Compared to other languages, Python seems to have an unusually large number of application servers and templating languages. While it's easy to develop anything for the Web in Python, it would be peculiar to do so without first looking at the application servers available. Rather than continually recreating dynamic pages and scripts, the community has taken on the task of building these application servers to allow other users to create the content in easy-to-use templating systems.

Zope is the most well-known product in the space and provides an object-oriented interface to web publishing. With features too numerous to mention, it allows a robust and powerful object-publishing environment. Quixote and WebWare are two other application servers with similar, highly modular designs. These can be a real help to the overworked web developer who needs to reuse components and give other users the ability to create web sites.

There are times when an application server is just too much and a simple CGI script is all you need.

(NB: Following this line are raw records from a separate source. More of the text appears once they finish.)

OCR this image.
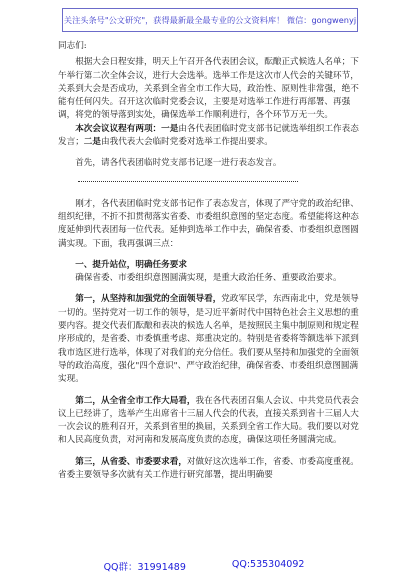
关注头条号"公文研究"，获得最新最全最专业的公文资料库！ 微信：gongwenyj

同志们:

根据大会日程安排，明天上午召开各代表团会议，酝酿正式候选人名单；下午举行第二次全体会议，进行大会选举。选举工作是这次市人代会的关键环节，关系到大会是否成功，关系到全省全市工作大局，政治性、原则性非常强，绝不能有任何闪失。召开这次临时党委会议，主要是对选举工作进行再部署、再强调，将党的领导落到实处，确保选举工作顺利进行，各个环节万无一失。

本次会议议程有两项：一是由各代表团临时党支部书记就选举组织工作表态发言；二是由我代表大会临时党委对选举工作提出要求。

首先，请各代表团临时党支部书记逐一进行表态发言。

刚才，各代表团临时党支部书记作了表态发言，体现了严守党的政治纪律、组织纪律，不折不扣贯彻落实省委、市委组织意图的坚定态度。希望能将这种态度延伸到代表团每一位代表。延伸到选举工作中去，确保省委、市委组织意图圆满实现。下面，我再强调三点：

一、提升站位，明确任务要求

确保省委、市委组织意图圆满实现，是重大政治任务、重要政治要求。

第一，从坚持和加强党的全面领导看，党政军民学，东西南北中，党是领导一切的。坚持党对一切工作的领导，是习近平新时代中国特色社会主义思想的重要内容。提交代表们酝酿和表决的候选人名单，是按照民主集中制原则和规定程序形成的，是省委、市委慎重考虑、郑重决定的。特别是省委将等额选举下派到我市选区进行选举，体现了对我们的充分信任。我们要从坚持和加强党的全面领导的政治高度，强化"四个意识"、严守政治纪律，确保省委、市委组织意图圆满实现。

第二，从全省全市工作大局看，我在各代表团召集人会议、中共党员代表会议上已经讲了，选举产生出席省十三届人代会的代表，直接关系到省十三届人大一次会议的胜利召开，关系到省里的换届，关系到全省工作大局。我们要以对党和人民高度负责，对河南和发展高度负责的态度，确保这项任务圆满完成。

第三，从省委、市委要求看，对做好这次选举工作，省委、市委高度重视。省委主要领导多次就有关工作进行研究部署，提出明确要

QQ群：31991489	QQ:535304092
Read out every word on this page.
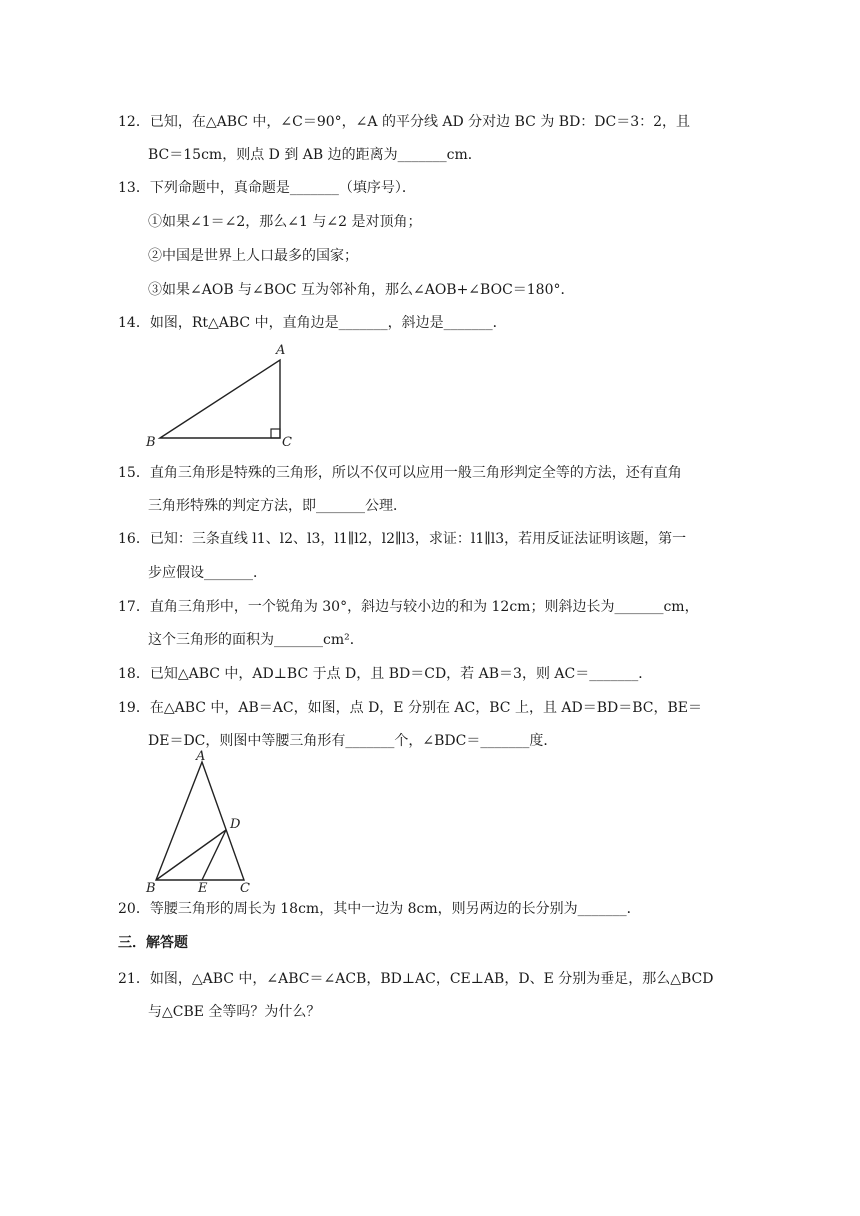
12．已知，在△ABC 中，∠C＝90°，∠A 的平分线 AD 分对边 BC 为 BD：DC＝3：2，且
BC＝15cm，则点 D 到 AB 边的距离为_______cm．
13．下列命题中，真命题是_______（填序号）．
①如果∠1＝∠2，那么∠1 与∠2 是对顶角；
②中国是世界上人口最多的国家；
③如果∠AOB 与∠BOC 互为邻补角，那么∠AOB+∠BOC＝180°．
14．如图，Rt△ABC 中，直角边是_______，斜边是_______．
A
B	C
15．直角三角形是特殊的三角形，所以不仅可以应用一般三角形判定全等的方法，还有直角
三角形特殊的判定方法，即_______公理．
16．已知：三条直线 l1、l2、l3，l1∥l2，l2∥l3，求证：l1∥l3，若用反证法证明该题，第一
步应假设_______．
17．直角三角形中，一个锐角为 30°，斜边与较小边的和为 12cm；则斜边长为_______cm，
这个三角形的面积为_______cm²．
18．已知△ABC 中，AD⊥BC 于点 D，且 BD＝CD，若 AB＝3，则 AC＝_______．
19．在△ABC 中，AB＝AC，如图，点 D，E 分别在 AC，BC 上，且 AD＝BD＝BC，BE＝
DE＝DC，则图中等腰三角形有_______个，∠BDC＝_______度．
A
B	C
D
E
20．等腰三角形的周长为 18cm，其中一边为 8cm，则另两边的长分别为_______．
三．解答题
21．如图，△ABC 中，∠ABC＝∠ACB，BD⊥AC，CE⊥AB，D、E 分别为垂足，那么△BCD
与△CBE 全等吗？为什么？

The first recipe in this chapter, Recipe 11.2, is all you need to make sure your web server and Python CGI scripting setup are working correctly. Writing a CGI script doesn't get much simpler than this, although, as the recipe's discussion points out, you could use the cgi.test function to make it even shorter.

Another common task is the parsing of HTML, either on your own site or on other web sites. Parsing HTML tags correctly is not as simple as many developers first think, as they optimistically assume a few regular expressions or string searches will see them through. While such approaches will work for parsing data from other sites, they don't provide enough security to ensure that incoming HTML contains no malicious tags. Recipe 11.7 is a good example of using sgmllib to parse incoming data and strip any offending JavaScript. Most web developers create more than just dynamic web pages, and there are many relevant, useful recipes in other chapters that describe parsing XML, reading network resources and systems administration, for example.